Dans un des carnets du moment, je démarre une liste de ce qui bouge, et ça commence comme ça : autrice écrit dans quelques lignes pour me présenter ; ma compréhension du mot ambition ; mon envie de faire des choses seules – trois jours à vélo cet été ? J’hésite à rajouter « l’écureuil qui traverse la route juste sous les roues de mon vélo ce matin » mais ce serait tricher, car en vrai, le titre, c’est : ce qui bouge en moi.

Avant de partir en vadrouille en Belgique, je me demande ce que ça va me faire, de marier des amis, visiter des maisons nouvellement acquises, découvrir des terrains achetés, rencontrer des bébés, et voir des enfants mille fois plus grands que la fois d’avant, et à vrai dire je ne sais pas trop. Pendant, je me souviens de ce chouette film, Away we go, et j’ai une vague impression comme ça, un road trip pour aller voir d’autres vies que la mienne, des vies singulières et immenses.

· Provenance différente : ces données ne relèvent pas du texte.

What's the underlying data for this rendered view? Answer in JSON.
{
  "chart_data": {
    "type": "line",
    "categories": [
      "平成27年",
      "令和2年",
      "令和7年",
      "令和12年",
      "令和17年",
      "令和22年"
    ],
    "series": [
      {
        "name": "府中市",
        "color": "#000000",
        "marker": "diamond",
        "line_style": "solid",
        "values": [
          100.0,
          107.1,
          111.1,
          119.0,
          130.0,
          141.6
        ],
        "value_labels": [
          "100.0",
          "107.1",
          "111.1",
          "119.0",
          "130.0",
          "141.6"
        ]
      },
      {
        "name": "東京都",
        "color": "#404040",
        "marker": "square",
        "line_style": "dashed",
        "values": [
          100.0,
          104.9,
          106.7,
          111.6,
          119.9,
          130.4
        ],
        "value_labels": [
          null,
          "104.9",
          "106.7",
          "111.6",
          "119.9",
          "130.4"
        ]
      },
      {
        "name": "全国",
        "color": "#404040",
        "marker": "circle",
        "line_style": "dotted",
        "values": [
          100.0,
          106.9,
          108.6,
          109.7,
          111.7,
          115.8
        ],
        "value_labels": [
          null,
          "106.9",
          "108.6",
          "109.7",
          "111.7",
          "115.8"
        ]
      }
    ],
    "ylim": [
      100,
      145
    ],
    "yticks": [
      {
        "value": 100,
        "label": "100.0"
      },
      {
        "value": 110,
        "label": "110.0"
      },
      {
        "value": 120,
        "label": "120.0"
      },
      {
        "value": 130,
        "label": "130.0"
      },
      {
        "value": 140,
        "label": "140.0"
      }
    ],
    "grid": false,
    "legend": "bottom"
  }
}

Je reviens de ce voyage avec un pull-plaid que Mél m’a donné, le plus joli des bols troqué contre quelques heures d’écriture à plusieurs, des pots de confiture, 443g de ma tisane préférée qui commençait sérieusement à me manquer, un certain nombre de bouquins de seconde main, des tas de graines à planter pour notre tentative de balcon potager, et encore du vernis rouge à paillettes sur les doigts – gardé toute une semaine après le mariage, peut-être que dans ma liste, je pourrais aussi mettre ça. Je reviens surtout avec cette certitude renouvelée que les femmes que je connais sont incroyables, toute émue des choix posés par chacune, défendus, argumentés, des opportunités saisies, des chemins de vie cahin-caha, des ténacités, des aboutissements, des réjouissances. Je reviens honorée de ces amitiés à distance, de ces retrouvailles délicieuses, de ces moments pris ensemble, de ces récits, de ces partages qui nous rendent plus fortes, de ces intimes approchés. Je reviens pleine de rires et de mots, de confidences au bord des étangs ou au milieu d’une fête, de discussions animées devant la pleine lune, assises sur le tapis de sol dans la pelouse du bar à bière en bas d’un appartement d’une autre vie. Je reviens avec le souvenir du crumble de légumes préparé, pendant que sur le canapé, les tout tout jeunes parents s’endormaient comme le petit, avec une pancarte de stop froissée pour la fois où on a loupé l’arrêt de train à force de discuter, avec de la food for thought, plein, avec l’odeur douce des bébés, mes belgicismes préférés partout dans mes phrases, et des astuces pour distinguer l’ail des ours du muguet.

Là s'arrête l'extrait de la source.